Bald schon würde Rin erfahren, welche Bestimmung auf sie wartete...

Die neue Aufgabe

Die Wolken versteckten den Mond und ließen zu, dass die Dunkelheit das Land verschluckte. Von Weitem hörte man vereinzelt das tiefe Grollen der Dämonen, die die Dunkelheit zu ihrem Vorteil nutzten und sich in den Wolken versteckten.

Nun stand Rin vor dem großen Anwesen des Dämonenlords, und es wirkte in der Dunkelheit noch bedrohlicher als gerade noch im Mondenschein. Verunsichert und nervös, blickte Rin zu ihrem Begleiter auf. Sesshōmaru war, wie immer, die Ruhe selbst. Er starrte auf das große und hölzerne Tor, das sein Anwesen vor ungebetenen Gästen schützen sollte. Doch selbst als Mensch spürte Rin seine starke Aura um das Anwesen, was offenbar als Schutz gegen Dämonen bieten sollte. Seine Ausstrahlung war eisig und bemerkenswert, denn selbst Menschen spürten, wenn sie nicht dumm waren, dass er kein Spielkamerad war.

Mit einem lauten Knarren und Quietschen, öffnete sich das große Tor. Es wurde nach Innen gezogen, sodass es aussah, als würde man ihnen zwei riesige Türen öffnen. Sofort konnte Rin auf den Weg blicken und als Sesshōmaru einen Schritt ansetzte, um sich in Bewegung zu setzen, folgte sie ihm sogleich. Plötzlich kämpfte sich der Mond aus der dicken Wolkenschicht hervor und erstrahlte hinter dem Anwesen. Unheimliche Schatten wurden daraufhin geworfen und als Rin ihren Blick hob, um das Anwesen nun zu betrachten, wirkte es, als würde der Eingangsbereich, der mit vielleicht fünf Treppen bestiegen werden musste, wie ein großes Maul. Alles war dunkel. Nirgends brannte ein Licht.
 

Die Wesen, die das Tor öffneten, waren gewiss keine Menschen. Sie hielten ihren Blick demütig gen Boden gerichtet, als Sesshōmaru an ihnen vorbei ging. Die uralte Rüstung der Samurai wirkte durch die großen, menschenähnlichen Dämonen sehr furchteinflößend auf Rin. Besonders die Gesichtsmaske hielt die wahre Identität des Beschützers verborgen. Während die schwarzhaarige Schönheit links an der Seite von Sesshōmaru lief, neigte sie ihren Körper leicht nach vorne, drehte ihren Kopf in Richtung des Beschützers und versuchte zu erkennen, getrieben von ihrer Neugierde, wer sich darunter wohl befinden mochte. Doch statt einer zufriedenstellenden Antwort, konnte sie ein leichtes, rotes Glühen der Augen erkennen. Abrupt nahm Rin eine kerzengerade Haltung ein und blickte stur geradeaus, während eine Gänsehaut ihren Rücken empor kroch. Erst jetzt erkannte sie die Sinnlosigkeit ihrer Neugier. Es war dunkel und das Mondlicht würde nicht ausreichen unter eine Maske blicken zu können, ja, nicht einmal das Tageslicht würde das Unbekannte hinter der Maske zu Tage tragen können, wenn die Person nicht selbst die Maske ablegte. Doch Neugierde musste nicht zwingend mit Logik einhergehen. Das verstand sie nun.
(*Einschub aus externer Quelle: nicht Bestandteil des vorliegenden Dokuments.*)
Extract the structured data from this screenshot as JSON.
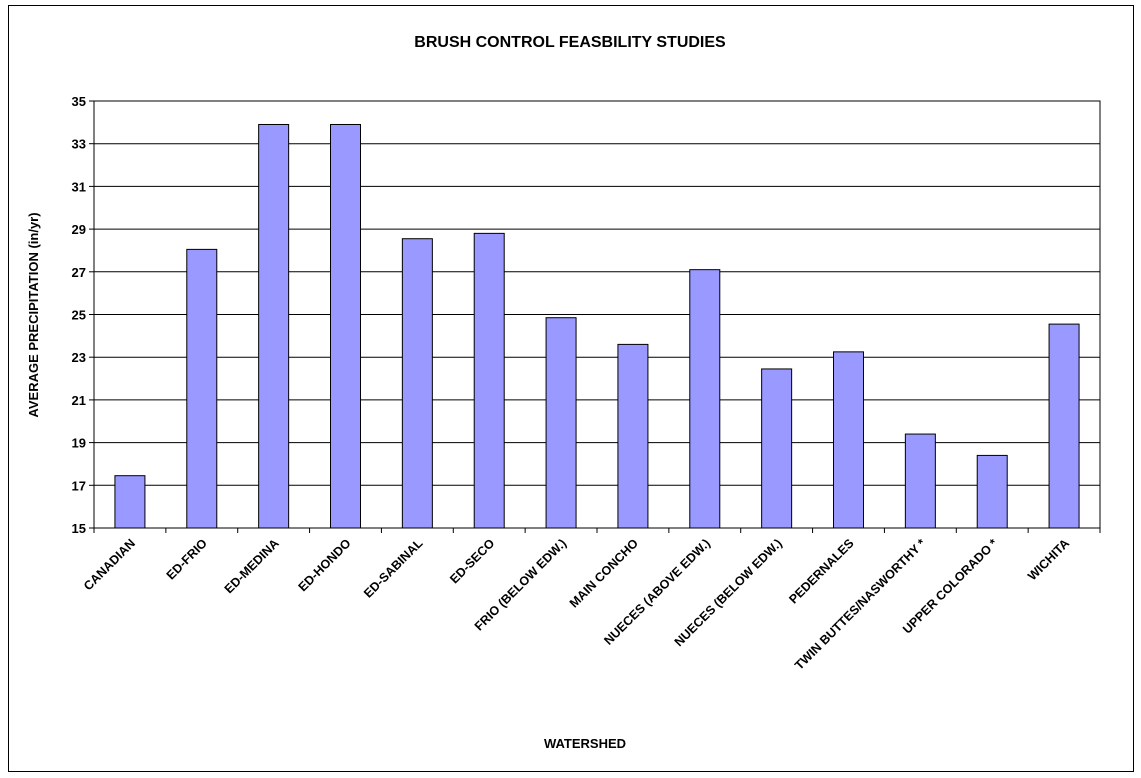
{
  "chart_data": {
    "type": "bar",
    "title": "BRUSH CONTROL FEASBILITY STUDIES",
    "xlabel": "WATERSHED",
    "ylabel": "AVERAGE PRECIPITATION (in/yr)",
    "ylim": [
      15,
      35
    ],
    "yticks": [
      "15",
      "17",
      "19",
      "21",
      "23",
      "25",
      "27",
      "29",
      "31",
      "33",
      "35"
    ],
    "grid": true,
    "bar_color": "#9999ff",
    "categories": [
      "CANADIAN",
      "ED-FRIO",
      "ED-MEDINA",
      "ED-HONDO",
      "ED-SABINAL",
      "ED-SECO",
      "FRIO (BELOW EDW.)",
      "MAIN CONCHO",
      "NUECES (ABOVE EDW.)",
      "NUECES (BELOW EDW.)",
      "PEDERNALES",
      "TWIN BUTTES/NASWORTHY *",
      "UPPER COLORADO *",
      "WICHITA"
    ],
    "values": [
      17.45,
      28.05,
      33.9,
      33.9,
      28.55,
      28.8,
      24.85,
      23.6,
      27.1,
      22.45,
      23.25,
      19.4,
      18.4,
      24.55
    ]
  }
}
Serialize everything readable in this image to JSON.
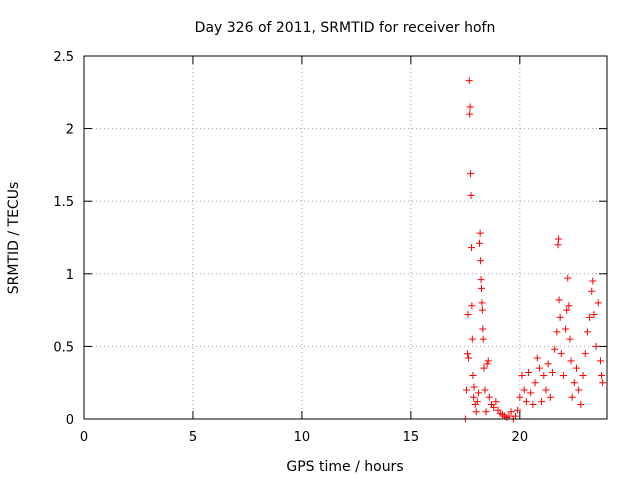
{
  "chart_data": {
    "type": "scatter",
    "title": "Day 326 of 2011, SRMTID for receiver hofn",
    "xlabel": "GPS time / hours",
    "ylabel": "SRMTID / TECUs",
    "xlim": [
      0,
      24
    ],
    "ylim": [
      0,
      2.5
    ],
    "grid": true,
    "marker": "plus",
    "color": "#ff0000",
    "xticks": [
      0,
      5,
      10,
      15,
      20
    ],
    "xtick_labels": [
      "0",
      "5",
      "10",
      "15",
      "20"
    ],
    "yticks": [
      0,
      0.5,
      1,
      1.5,
      2,
      2.5
    ],
    "ytick_labels": [
      "0",
      "0.5",
      "1",
      "1.5",
      "2",
      "2.5"
    ],
    "series": [
      {
        "name": "hofn",
        "points": [
          [
            17.5,
            0.0
          ],
          [
            17.55,
            0.2
          ],
          [
            17.6,
            0.45
          ],
          [
            17.62,
            0.72
          ],
          [
            17.65,
            0.42
          ],
          [
            17.68,
            2.33
          ],
          [
            17.7,
            2.1
          ],
          [
            17.72,
            2.15
          ],
          [
            17.74,
            1.69
          ],
          [
            17.76,
            1.54
          ],
          [
            17.78,
            1.18
          ],
          [
            17.8,
            0.78
          ],
          [
            17.82,
            0.55
          ],
          [
            17.85,
            0.3
          ],
          [
            17.88,
            0.15
          ],
          [
            17.9,
            0.22
          ],
          [
            17.95,
            0.1
          ],
          [
            18.0,
            0.05
          ],
          [
            18.05,
            0.12
          ],
          [
            18.1,
            0.18
          ],
          [
            18.15,
            1.21
          ],
          [
            18.18,
            1.28
          ],
          [
            18.2,
            1.09
          ],
          [
            18.22,
            0.96
          ],
          [
            18.24,
            0.9
          ],
          [
            18.26,
            0.8
          ],
          [
            18.28,
            0.75
          ],
          [
            18.3,
            0.62
          ],
          [
            18.32,
            0.55
          ],
          [
            18.35,
            0.35
          ],
          [
            18.4,
            0.2
          ],
          [
            18.45,
            0.05
          ],
          [
            18.5,
            0.38
          ],
          [
            18.55,
            0.4
          ],
          [
            18.6,
            0.15
          ],
          [
            18.7,
            0.1
          ],
          [
            18.8,
            0.08
          ],
          [
            18.9,
            0.12
          ],
          [
            19.0,
            0.06
          ],
          [
            19.1,
            0.04
          ],
          [
            19.2,
            0.03
          ],
          [
            19.3,
            0.02
          ],
          [
            19.4,
            0.01
          ],
          [
            19.5,
            0.02
          ],
          [
            19.6,
            0.05
          ],
          [
            19.7,
            0.0
          ],
          [
            19.8,
            0.02
          ],
          [
            19.9,
            0.06
          ],
          [
            20.0,
            0.15
          ],
          [
            20.1,
            0.3
          ],
          [
            20.2,
            0.2
          ],
          [
            20.3,
            0.12
          ],
          [
            20.4,
            0.32
          ],
          [
            20.5,
            0.18
          ],
          [
            20.6,
            0.1
          ],
          [
            20.7,
            0.25
          ],
          [
            20.8,
            0.42
          ],
          [
            20.9,
            0.35
          ],
          [
            21.0,
            0.12
          ],
          [
            21.1,
            0.3
          ],
          [
            21.2,
            0.2
          ],
          [
            21.3,
            0.38
          ],
          [
            21.4,
            0.15
          ],
          [
            21.5,
            0.32
          ],
          [
            21.6,
            0.48
          ],
          [
            21.7,
            0.6
          ],
          [
            21.75,
            1.2
          ],
          [
            21.78,
            1.24
          ],
          [
            21.8,
            0.82
          ],
          [
            21.85,
            0.7
          ],
          [
            21.9,
            0.45
          ],
          [
            22.0,
            0.3
          ],
          [
            22.1,
            0.62
          ],
          [
            22.15,
            0.75
          ],
          [
            22.2,
            0.97
          ],
          [
            22.25,
            0.78
          ],
          [
            22.3,
            0.55
          ],
          [
            22.35,
            0.4
          ],
          [
            22.4,
            0.15
          ],
          [
            22.5,
            0.25
          ],
          [
            22.6,
            0.35
          ],
          [
            22.7,
            0.2
          ],
          [
            22.8,
            0.1
          ],
          [
            22.9,
            0.3
          ],
          [
            23.0,
            0.45
          ],
          [
            23.1,
            0.6
          ],
          [
            23.2,
            0.7
          ],
          [
            23.3,
            0.88
          ],
          [
            23.35,
            0.95
          ],
          [
            23.4,
            0.72
          ],
          [
            23.5,
            0.5
          ],
          [
            23.6,
            0.8
          ],
          [
            23.7,
            0.4
          ],
          [
            23.75,
            0.3
          ],
          [
            23.8,
            0.25
          ]
        ]
      }
    ]
  }
}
Während die zwei Beschützer des Anwesens das große Tor wieder knarrend und quietschend zurück ins Schloss drückten, konnte man das Klappern des Oberschenkelschutzes und der Schurzglieder hören und durch die schweren Beinschützer, hörten sich die Schritte schwer an, wenn sie ihre Füße wieder auf den Boden auftreten ließen. Dennoch drehte Rin ihren Kopf abermals in die Richtung der beiden Wesen, um sich zu überzeugen, dass sie doch richtig geschaut hatte! Sie trugen als Helmschmuck (Nr. 16, Charakterbeschreibung) einen Halbmond, so wie Sesshōmaru ihn auf der Stirn trug.
 

„Rin, pass auf“, drang Sesshōmaru's Stimme in ihre Ohren, sodass sie augenblicklich ihre Augenpaare wieder nach vorne richtete, um nicht gegen die erste Stufe der Treppe zu laufen. Mit Vorsicht bestieg sie die Stufen, da ihre Augen lange nicht so gut waren wie die des Dämonenlords. Er hatte sich wahrhaftig gemacht, in den letzten Jahren. Rin wusste, dass er eigentlich nicht viel für Menschen übrig hatte, und als Erwachsene konnte sie die Bedeutung seiner Gesten viel besser deuten als früher. Und dass sie wohl eine Ausnahme darstellte, in seiner unmittelbaren Nähe als Mensch geduldet zu werden, verriet sein Verhalten ihr gegenüber. Nämlich seine Fürsorge und Sorge.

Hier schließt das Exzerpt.